Experience in clinical practice improves students’ structural knowledge for its effective utilization in making assessments in a clinical setting. Knowledge required to make assessments is utilized to facilitate structural knowledge, which makes it possible to make assessments through comprehensively understanding the situation. It was clarified that well-structured knowledge facilitates the development of the assessment skills. Therefore, promoting education that facilitates the structuring of knowledge is important for improving students’ assessment skills.

5. Conclusions

1) Scores of structural knowledge regarding nutrition evaluation were significantly higher after clinical practice.

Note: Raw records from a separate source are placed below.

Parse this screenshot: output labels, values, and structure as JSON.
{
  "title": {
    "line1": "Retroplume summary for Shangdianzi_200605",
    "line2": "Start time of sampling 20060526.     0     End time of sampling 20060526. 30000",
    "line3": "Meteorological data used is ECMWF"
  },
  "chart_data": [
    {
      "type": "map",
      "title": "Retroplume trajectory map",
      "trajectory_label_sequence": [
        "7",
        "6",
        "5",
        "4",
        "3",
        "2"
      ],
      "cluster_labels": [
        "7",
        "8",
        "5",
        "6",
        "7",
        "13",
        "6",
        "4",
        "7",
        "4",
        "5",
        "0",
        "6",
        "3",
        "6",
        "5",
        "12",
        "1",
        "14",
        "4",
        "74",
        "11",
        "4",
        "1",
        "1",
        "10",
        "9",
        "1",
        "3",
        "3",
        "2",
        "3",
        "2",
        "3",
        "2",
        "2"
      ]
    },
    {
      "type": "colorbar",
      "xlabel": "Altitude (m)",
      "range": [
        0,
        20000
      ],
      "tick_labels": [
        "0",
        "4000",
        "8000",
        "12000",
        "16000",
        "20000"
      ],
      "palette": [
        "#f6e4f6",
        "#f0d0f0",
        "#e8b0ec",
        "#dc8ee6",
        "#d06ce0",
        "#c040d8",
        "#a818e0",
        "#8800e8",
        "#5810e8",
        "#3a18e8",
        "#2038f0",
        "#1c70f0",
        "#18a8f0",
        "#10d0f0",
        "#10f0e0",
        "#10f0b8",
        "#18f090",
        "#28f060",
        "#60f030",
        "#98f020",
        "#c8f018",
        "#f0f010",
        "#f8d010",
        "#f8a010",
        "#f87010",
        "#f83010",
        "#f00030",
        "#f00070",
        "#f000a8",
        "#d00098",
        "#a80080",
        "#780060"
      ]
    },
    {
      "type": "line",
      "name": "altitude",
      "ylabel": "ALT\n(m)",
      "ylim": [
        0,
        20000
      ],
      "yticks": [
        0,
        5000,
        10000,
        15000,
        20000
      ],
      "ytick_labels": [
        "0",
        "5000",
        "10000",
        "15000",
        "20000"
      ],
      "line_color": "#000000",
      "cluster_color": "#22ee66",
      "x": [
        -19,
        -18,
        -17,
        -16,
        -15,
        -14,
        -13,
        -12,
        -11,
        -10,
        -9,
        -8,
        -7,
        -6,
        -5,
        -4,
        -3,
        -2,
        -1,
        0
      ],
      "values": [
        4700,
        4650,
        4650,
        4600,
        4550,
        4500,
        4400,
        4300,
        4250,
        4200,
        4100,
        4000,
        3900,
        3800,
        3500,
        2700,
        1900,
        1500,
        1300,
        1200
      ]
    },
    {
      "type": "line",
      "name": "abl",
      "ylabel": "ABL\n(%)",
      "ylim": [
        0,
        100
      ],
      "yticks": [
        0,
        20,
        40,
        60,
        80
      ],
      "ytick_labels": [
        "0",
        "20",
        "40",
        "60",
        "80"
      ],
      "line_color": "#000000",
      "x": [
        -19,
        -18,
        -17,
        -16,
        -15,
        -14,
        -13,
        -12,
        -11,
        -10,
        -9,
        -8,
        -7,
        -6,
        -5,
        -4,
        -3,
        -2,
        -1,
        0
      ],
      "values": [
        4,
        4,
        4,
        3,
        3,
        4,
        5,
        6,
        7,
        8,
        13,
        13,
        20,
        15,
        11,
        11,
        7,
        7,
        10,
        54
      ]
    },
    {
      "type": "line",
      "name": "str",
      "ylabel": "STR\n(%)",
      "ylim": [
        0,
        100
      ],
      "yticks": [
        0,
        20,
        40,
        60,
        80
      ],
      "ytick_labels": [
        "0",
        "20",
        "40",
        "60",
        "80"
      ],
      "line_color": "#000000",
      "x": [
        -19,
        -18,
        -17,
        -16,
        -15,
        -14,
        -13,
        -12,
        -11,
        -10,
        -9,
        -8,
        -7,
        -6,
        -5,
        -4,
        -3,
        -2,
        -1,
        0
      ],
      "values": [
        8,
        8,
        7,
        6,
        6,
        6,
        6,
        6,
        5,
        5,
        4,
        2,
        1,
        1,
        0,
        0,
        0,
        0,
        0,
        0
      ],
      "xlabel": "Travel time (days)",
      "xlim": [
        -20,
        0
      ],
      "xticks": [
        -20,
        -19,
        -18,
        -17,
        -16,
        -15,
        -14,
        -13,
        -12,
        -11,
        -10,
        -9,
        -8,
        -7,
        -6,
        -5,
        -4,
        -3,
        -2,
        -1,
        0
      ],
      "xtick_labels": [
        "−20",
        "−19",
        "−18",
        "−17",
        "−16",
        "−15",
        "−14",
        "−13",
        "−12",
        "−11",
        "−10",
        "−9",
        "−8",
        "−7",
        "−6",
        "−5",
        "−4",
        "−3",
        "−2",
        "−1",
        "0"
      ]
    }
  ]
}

2) Scores of assessment skills after clinical practice were raised significantly compared with those before clinical practice.

3) Regarding the relationship between levels of structural knowledge and assessment skills, information-col- lecting scores did not differ between the low- and high-structured groups, although the “conclusions and reasons” score was significantly higher in the high-structured group. The high-structured group tended to mention information that was not stated in the task case.

4) Through clinical practice, students develop structural knowledge that can be utilized in a clinical setting to improve assessment skills.

6. Limitations

In this study, we compared assessment skills and levels of structural knowledge using randomly chosen data from students before and after their clinical practice without controlling the content of clinical practice. Therefore, whether the content of clinical training actually promoted structural knowledge remains uncertain. Discussions were based on clinical practice experience and past studies. Future research should investigate teaching strategies for acquiring structural knowledge that can be utilized in a clinical setting, and its effects on assessment skills must be tested. In addition, the number of participants in this study was low because the experiments took a long time and few students volunteered. Consequently, our analyses were based on a small amount of data from a limited sample. Further studies with larger sample sizes and more diverse populations (e.g., other schools, other grades) are needed.

Acknowledgements

This study was supported by JSPS KAKENHI Grant-in-Aid for Young Scientists (B) Grant Number 25862099. The authors are grateful to the participants of this study, who provided us with invaluable information.

NOTES

*Corresponding author.

Conflicts of Interest

The authors declare no conflicts of interest.